ReanimatedSGB · 24/08/2018 23:33

He's almost certainly got another wide-eyed, compliant and fresh girlfriend ready to move in. He's a first class shit and this is obviously an operating model that works well for him - you and your DC are better off without him and the person most deserving of sympathy is his own DC, who he is probably going to use as bait to attract fresh fanny every time he gets bored with the current Her Indoors.

Shelter or the LA will help and advise you on how to find somewhere to live. You've been naive, but you'll learn from it.

WaterOffaDucksCrack · 24/08/2018 23:35

I'd say it was karma but I feel sorry for your daughter. Don't let her call the next one dad as well btw, it isn't her fault as she doesn't know any better but it can be very damaging for children.

AnnieAnoniMoose · 24/08/2018 23:36

woodfires

He was married, OP was the ow, wife was ‘difficult’ and in the marital home, within 5 minutes the wife was out of the marital home and the OP moved in.

Now she’s complaining about him wanting her out of his home...

...the replies aren’t usual for this type of situation on MN.

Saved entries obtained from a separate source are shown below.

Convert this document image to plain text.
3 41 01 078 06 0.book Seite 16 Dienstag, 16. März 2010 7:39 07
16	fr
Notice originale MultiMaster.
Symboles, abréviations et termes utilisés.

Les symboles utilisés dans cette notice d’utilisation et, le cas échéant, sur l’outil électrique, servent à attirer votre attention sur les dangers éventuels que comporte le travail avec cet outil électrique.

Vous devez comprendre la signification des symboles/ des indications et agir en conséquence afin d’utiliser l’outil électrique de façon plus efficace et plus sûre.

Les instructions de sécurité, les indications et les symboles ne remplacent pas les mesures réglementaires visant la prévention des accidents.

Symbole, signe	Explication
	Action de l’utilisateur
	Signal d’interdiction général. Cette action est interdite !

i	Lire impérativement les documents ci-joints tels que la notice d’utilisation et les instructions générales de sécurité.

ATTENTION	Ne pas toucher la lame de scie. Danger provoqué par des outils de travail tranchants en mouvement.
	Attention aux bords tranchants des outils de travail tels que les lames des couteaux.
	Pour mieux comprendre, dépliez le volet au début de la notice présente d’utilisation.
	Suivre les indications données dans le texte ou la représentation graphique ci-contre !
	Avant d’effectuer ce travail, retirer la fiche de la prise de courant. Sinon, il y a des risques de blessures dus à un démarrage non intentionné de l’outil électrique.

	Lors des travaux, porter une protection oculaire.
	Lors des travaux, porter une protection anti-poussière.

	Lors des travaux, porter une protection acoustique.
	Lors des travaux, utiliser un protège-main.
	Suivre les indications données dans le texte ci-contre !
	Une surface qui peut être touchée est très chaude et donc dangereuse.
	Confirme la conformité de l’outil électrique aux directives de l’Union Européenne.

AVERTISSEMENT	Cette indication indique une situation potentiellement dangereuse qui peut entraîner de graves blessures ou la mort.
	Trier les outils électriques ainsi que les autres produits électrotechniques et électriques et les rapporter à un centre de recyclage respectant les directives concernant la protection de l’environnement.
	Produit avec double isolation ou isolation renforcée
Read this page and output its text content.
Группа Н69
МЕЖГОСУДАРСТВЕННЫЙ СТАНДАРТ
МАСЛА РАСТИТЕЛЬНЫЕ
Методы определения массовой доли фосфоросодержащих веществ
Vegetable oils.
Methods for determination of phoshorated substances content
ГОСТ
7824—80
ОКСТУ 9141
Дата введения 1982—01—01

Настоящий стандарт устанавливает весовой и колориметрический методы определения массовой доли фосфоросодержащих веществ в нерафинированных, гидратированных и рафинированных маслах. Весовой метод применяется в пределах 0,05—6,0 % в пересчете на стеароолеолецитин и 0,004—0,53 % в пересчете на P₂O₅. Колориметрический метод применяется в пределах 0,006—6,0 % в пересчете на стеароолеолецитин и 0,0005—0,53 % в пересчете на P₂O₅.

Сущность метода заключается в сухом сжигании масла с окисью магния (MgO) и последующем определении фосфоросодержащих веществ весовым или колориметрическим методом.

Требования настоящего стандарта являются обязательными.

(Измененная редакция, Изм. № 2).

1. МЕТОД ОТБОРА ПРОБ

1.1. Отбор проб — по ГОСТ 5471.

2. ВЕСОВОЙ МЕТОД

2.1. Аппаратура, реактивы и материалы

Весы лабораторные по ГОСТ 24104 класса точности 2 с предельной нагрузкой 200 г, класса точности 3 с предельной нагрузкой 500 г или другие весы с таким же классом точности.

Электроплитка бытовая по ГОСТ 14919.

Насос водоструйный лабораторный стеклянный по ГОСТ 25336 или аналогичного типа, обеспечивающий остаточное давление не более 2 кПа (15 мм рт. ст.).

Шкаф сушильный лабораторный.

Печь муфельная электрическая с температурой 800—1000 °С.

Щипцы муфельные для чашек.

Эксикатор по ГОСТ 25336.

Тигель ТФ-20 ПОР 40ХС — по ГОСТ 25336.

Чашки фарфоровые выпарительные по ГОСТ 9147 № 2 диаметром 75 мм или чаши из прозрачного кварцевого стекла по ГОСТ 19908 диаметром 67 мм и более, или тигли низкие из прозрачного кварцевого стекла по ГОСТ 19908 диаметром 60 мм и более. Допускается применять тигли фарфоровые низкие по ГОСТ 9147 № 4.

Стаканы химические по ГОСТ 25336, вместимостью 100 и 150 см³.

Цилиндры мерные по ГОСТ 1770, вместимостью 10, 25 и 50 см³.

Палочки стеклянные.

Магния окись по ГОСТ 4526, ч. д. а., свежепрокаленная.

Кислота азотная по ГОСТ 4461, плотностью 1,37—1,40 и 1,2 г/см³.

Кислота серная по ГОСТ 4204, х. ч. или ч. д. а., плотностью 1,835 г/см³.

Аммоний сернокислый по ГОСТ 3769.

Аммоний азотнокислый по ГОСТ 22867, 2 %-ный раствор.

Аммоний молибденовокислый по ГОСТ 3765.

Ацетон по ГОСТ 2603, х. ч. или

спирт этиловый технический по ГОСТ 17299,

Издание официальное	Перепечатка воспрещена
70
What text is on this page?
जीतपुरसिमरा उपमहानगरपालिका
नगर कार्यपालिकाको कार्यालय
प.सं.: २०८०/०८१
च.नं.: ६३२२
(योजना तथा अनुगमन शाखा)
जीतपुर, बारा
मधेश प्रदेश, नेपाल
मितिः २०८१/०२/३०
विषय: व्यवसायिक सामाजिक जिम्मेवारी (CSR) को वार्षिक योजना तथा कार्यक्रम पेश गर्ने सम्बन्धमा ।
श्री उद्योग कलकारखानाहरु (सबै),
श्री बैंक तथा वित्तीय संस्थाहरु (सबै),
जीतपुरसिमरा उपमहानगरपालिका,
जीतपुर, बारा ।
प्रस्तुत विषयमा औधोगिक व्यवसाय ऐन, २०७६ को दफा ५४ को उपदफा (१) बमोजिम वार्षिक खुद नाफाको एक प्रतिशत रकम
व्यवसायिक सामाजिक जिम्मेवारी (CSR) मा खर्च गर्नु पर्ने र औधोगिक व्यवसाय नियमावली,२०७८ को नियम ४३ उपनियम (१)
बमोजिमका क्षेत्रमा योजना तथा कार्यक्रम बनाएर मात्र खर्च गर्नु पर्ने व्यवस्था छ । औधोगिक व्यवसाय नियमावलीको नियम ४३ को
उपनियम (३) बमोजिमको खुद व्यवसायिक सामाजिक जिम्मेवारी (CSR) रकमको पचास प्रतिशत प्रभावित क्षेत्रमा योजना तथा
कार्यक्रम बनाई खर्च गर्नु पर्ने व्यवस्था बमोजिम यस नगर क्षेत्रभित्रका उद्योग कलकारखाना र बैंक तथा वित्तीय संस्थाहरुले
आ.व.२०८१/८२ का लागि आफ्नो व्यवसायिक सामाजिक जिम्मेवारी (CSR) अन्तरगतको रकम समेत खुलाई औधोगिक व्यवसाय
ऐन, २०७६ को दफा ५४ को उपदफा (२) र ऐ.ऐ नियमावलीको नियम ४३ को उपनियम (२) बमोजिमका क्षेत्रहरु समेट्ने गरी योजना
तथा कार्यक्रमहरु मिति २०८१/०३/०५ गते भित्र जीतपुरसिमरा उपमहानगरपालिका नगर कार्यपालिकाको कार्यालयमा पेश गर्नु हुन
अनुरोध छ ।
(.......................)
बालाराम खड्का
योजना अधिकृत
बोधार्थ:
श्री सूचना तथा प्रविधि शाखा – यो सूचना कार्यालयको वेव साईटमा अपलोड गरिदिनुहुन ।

Guienne · 24/08/2018 23:37

I wouldn't necessarily assume that OP has no rights. Step parents who are married can become liable to maintain the spouse's children if those children have effectively been treated as their children, i.e. have become what is known as a "child of the family". I have no idea whether that applies when they are not married and have been living together effectively as a family, but OP should at least check that much out with a solicitor.

AnneLovesGilbert · 24/08/2018 23:38

OP says ex partner but marital home. Assuming the latter is in a manner of speaking I imagine he’s done the same thing twice and had women he wasn’t married to paying towards a house only he owned with sex and childcare on tap unless the grass was greener elsewhere and he turned them out. Which would explain why he kept the house and the first ex had to move out and maybe why he had primary/sole residence of the the child if she was homeless.

None of which helps OPs current plight but shows he’s got form and this wasn’t completely unforeseen.

woodfires · 24/08/2018 23:41

annie I see. I am surprised by the number of people who have over estimated her rights in this situation.